Der Untergang von Zivilisationen oder gar der ganzen Welt war in der Vergangenheit bereits schon vielfach Thema in Filmen, denn mit dem Ende lässt sich nun einmal gut und (in erster Linie) bildgewaltig hausieren gehen. Dass einige Kritiker abseits der dargebotenen Zerstörung auch regelmäßig den Untergang der Kinokultur nahen sehen und nicht müde werden, zu bemängeln, dass der kostbare gehobene Anspruch immer öfter hinter dem reinen, teils erschreckend seelenlosen Spektakel zurückstecken muss, ist dabei ein nicht von der Hand zu weisender Umstand. Denn gelungene Unterhaltung hin, pompöse Schauwerte her: Kaputtmachen ist keine Kunst und das Üben in Zurückhaltung eine bis heute leider viel zu oft vernachlässigte Tugend. Doch erfreulicherweise gibt es hier und da eine Ausnahme von der Regel, die trotz aller Widrigkeiten beweist, dass sich vergleichsweise großes Kino auch im kleinen Verborgenen finden lässt. Eine dieser Ausnahmen stellt etwa das dystopische Fantasy-Abenteuer
„CITY OF EMBER“ dar, das auf dem gleichnamigen Jugendroman von
Jeanne DuPrau (auf deutsch „Lauf gegen die Dunkelheit“ betitelt) basiert, dem mittlerweile drei weitere Buchfortsetzungen gefolgt sind. Eine kleine aber feine Geschichte über eine Gemeinschaft am Rande des Zusammenbruchs und ihre Suche nach Licht in unheilvoll düsteren Zeiten.

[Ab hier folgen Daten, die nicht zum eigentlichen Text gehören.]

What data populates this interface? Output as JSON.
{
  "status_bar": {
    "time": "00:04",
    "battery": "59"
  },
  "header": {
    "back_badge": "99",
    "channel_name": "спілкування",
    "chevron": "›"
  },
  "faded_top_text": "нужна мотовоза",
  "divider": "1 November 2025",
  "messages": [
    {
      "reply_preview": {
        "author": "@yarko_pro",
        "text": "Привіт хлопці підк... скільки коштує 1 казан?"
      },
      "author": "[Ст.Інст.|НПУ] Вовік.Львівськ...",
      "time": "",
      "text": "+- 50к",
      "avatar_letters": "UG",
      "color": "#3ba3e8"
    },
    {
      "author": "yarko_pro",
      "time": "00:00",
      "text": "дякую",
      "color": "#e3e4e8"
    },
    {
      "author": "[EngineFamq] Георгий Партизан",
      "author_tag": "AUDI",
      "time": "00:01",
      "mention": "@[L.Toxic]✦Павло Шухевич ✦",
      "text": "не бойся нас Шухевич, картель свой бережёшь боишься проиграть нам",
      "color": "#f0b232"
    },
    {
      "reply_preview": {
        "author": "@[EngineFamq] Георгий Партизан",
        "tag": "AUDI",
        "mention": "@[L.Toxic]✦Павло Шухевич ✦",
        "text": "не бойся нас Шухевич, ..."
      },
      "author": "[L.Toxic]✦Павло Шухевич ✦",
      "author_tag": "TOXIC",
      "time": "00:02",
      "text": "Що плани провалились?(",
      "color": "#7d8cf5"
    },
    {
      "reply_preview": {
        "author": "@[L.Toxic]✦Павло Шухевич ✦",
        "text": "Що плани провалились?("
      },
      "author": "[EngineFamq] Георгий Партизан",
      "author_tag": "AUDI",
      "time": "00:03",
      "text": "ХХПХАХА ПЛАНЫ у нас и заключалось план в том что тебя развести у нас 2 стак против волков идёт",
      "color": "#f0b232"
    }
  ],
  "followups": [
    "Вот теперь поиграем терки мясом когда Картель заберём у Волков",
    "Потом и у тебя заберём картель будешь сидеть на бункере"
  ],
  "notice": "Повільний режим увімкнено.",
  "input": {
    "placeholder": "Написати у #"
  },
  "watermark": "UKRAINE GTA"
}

Es waren düstere Zeiten, die ebensolchen vorangingen. Ein nicht näher bestimmtes Ereignis zwang die Menschhe
it dereinst zur Flucht in den Untergrund. Die von ihren Gründern
Ember getaufte unterirdische Stadt sollte der Menschheit helfen, das Unglück sicher und beschützt für die kommenden 200 Jahre zu überdauern. Erst danach, so die Mutmaßung, könne wieder an die Rückkehr zur Oberfläche gedacht werden. Zu diesem Zwecke wurden geheime Instruktionen in einer Metallschatulle deponiert, die der jeweilige Bürgermeister von
Ember seinem unmittelbaren Nachfolger „vermachen“ sollte, der ebenso verfährt, bis die gesetzte Frist abgelaufen und die Menschheit reif zum Empfang der Rückkehr-Instruktionen sein würde. Doch vor Ablauf der Frist geriet die Schatulle durch einen tragischen Zwischenfall in Vergessenheit, da das Wissen um ihre Bedeutung scheinbar nur wenigen Menschen zuteil wurde. Und so kam und ging der sehnsuchtsvoll herbeigesehnte Tag X, ohne dass jemand auch nur annähernd bemerkte, wie die Schatulle ihren wichtigen Inhalt, verborgen in der hintersten Ecke eines Schrankes, offenlegte…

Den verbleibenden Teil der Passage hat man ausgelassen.